Il leader di FLI: «Nessuna riforma contro i magistrati. Verificheremo se la politica è dossier o soluzione dei problemi»

ROMA - Gianfranco Fini ribadisce la fedeltà di Futuro e Libertà al patto elettorale: «Siamo fedeli a quegli elettori e a quel programma - avverte il presidente della Camera in un intervento telefonico ad un convegno della sua area in corso a Salerno - a condizione che venga declinato, scritto, applicato tutto e non venga dimenticato o peggio tradito in alcune sue parti».

RIFORMA - La riforma della giustizia non deve «penalizzare la magistratura», secondo Gianfranco Fini. «Non vuol dire - ha detto Fini nel suo intervento ripreso da SkyTg24 - che tutti i magistrati sono eccellenti servitori dello Stato. Ce ne sono che, come in altre categorie, hanno dei difetti. Ma non si può e non si deve in alcun modo pensare di dar vita a una riforma della giustizia che parta dal principio che si deve punire o penalizzare la magistratura italiana».
Il presidente della Camera ha poi fatto questa previsione sull'esito della riforma sulla giustizia: «Lo vedremo nelle prossime settimane nel dibattito alla Camera», dove Futuro e libertà per l'Italia «è determinante in termini numerici», e ciò è «garanzia» per il rispetto del programma.

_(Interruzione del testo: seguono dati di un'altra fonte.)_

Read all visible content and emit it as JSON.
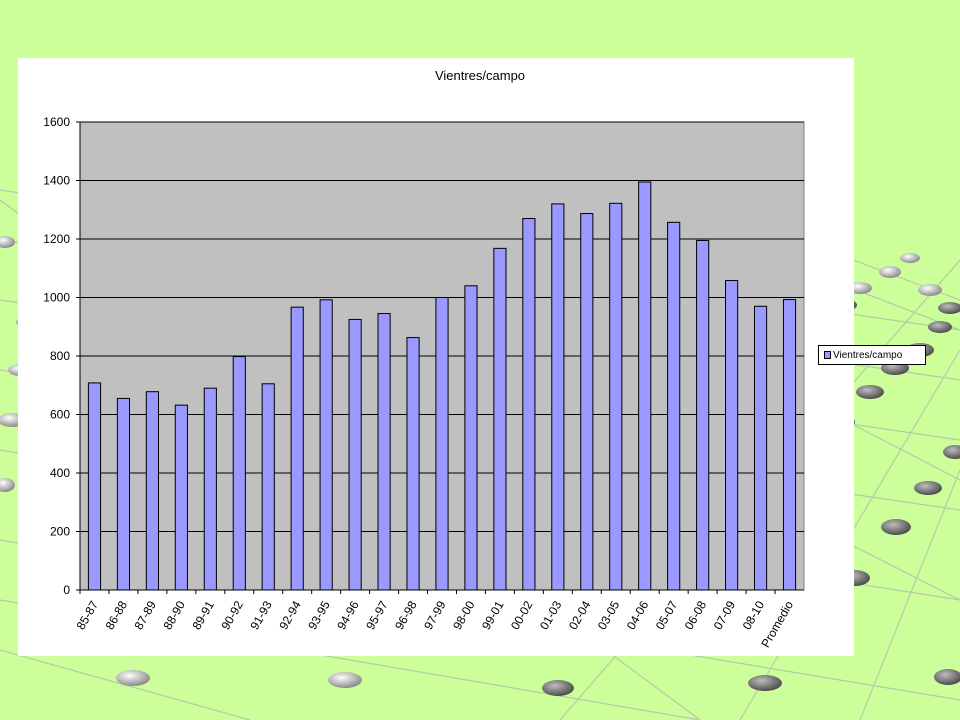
{
  "chart_data": {
    "type": "bar",
    "title": "Vientres/campo",
    "xlabel": "",
    "ylabel": "",
    "ylim": [
      0,
      1600
    ],
    "yticks": [
      "0",
      "200",
      "400",
      "600",
      "800",
      "1000",
      "1200",
      "1400",
      "1600"
    ],
    "grid": true,
    "legend_position": "right",
    "categories": [
      "85-87",
      "86-88",
      "87-89",
      "88-90",
      "89-91",
      "90-92",
      "91-93",
      "92-94",
      "93-95",
      "94-96",
      "95-97",
      "96-98",
      "97-99",
      "98-00",
      "99-01",
      "00-02",
      "01-03",
      "02-04",
      "03-05",
      "04-06",
      "05-07",
      "06-08",
      "07-09",
      "08-10",
      "Promedio"
    ],
    "series": [
      {
        "name": "Vientres/campo",
        "values": [
          708,
          655,
          678,
          632,
          690,
          798,
          705,
          967,
          992,
          925,
          945,
          863,
          1000,
          1040,
          1168,
          1270,
          1320,
          1287,
          1322,
          1395,
          1257,
          1195,
          1058,
          970,
          993
        ],
        "color": "#9999ff"
      }
    ],
    "plot_background": "#c0c0c0"
  }
}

AVVERTIMENTO - Gianfranco Fini lancia un avvertimento agli alleati: «Nei prossimi mesi - dice il presidente della Camera nel suo intervento telefonico alla convention di Generazione Italia in corso a Salerno, intervento ripreso da Sky Tg24 - gli italiani avranno la possibilità di verificare se la politica per davvero è un torbido affare in cui polemiche, personalismi, dossier, avvelenano quotidianamente il vivere civile o se al contrario la politica è la capacità di rispondere ai problemi reali dei cittadini».

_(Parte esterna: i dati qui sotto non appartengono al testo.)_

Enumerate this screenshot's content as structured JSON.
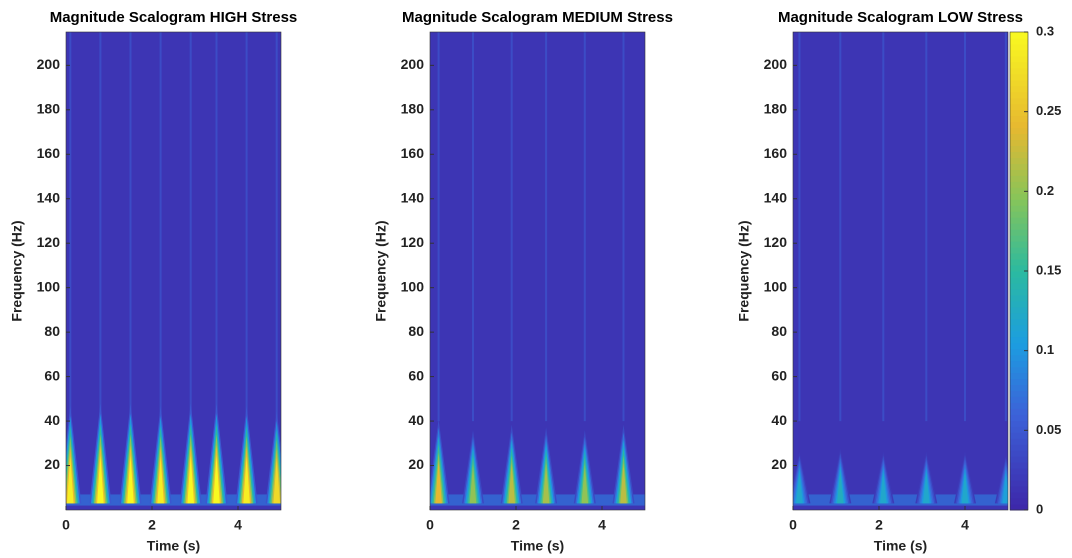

MEZZOGIORNO E VOTI - Secondo Gianfranco Fini il centrodestra è «fin troppo attento alle esigenze e alle richieste di un partito, la Lega» e «in molte circostanze sembra dimenticare che buona parte del suo consenso arriva dal Sud, dal meridione. Stando agli impegni presi dal presidente Berlusconi nel discorso programmatico alle Camere», il meridione «deve tornare ad essere al centro dell'agenda politica. Ma occorre aspettare che alle buone intenzioni seguano fatti concreti e stanziamenti».
A giudizio del fondatore di Futuro e Libertà «è sacrosanto ricordare che servono le infrastrutture per il Sud», ma non va dimenticato che «in questi mesi i fondi Fas sono stati considerati un salvadanaio a cui attingere per far fronte alle tante emergenze che l'Italia di volta in volta doveva affrontare».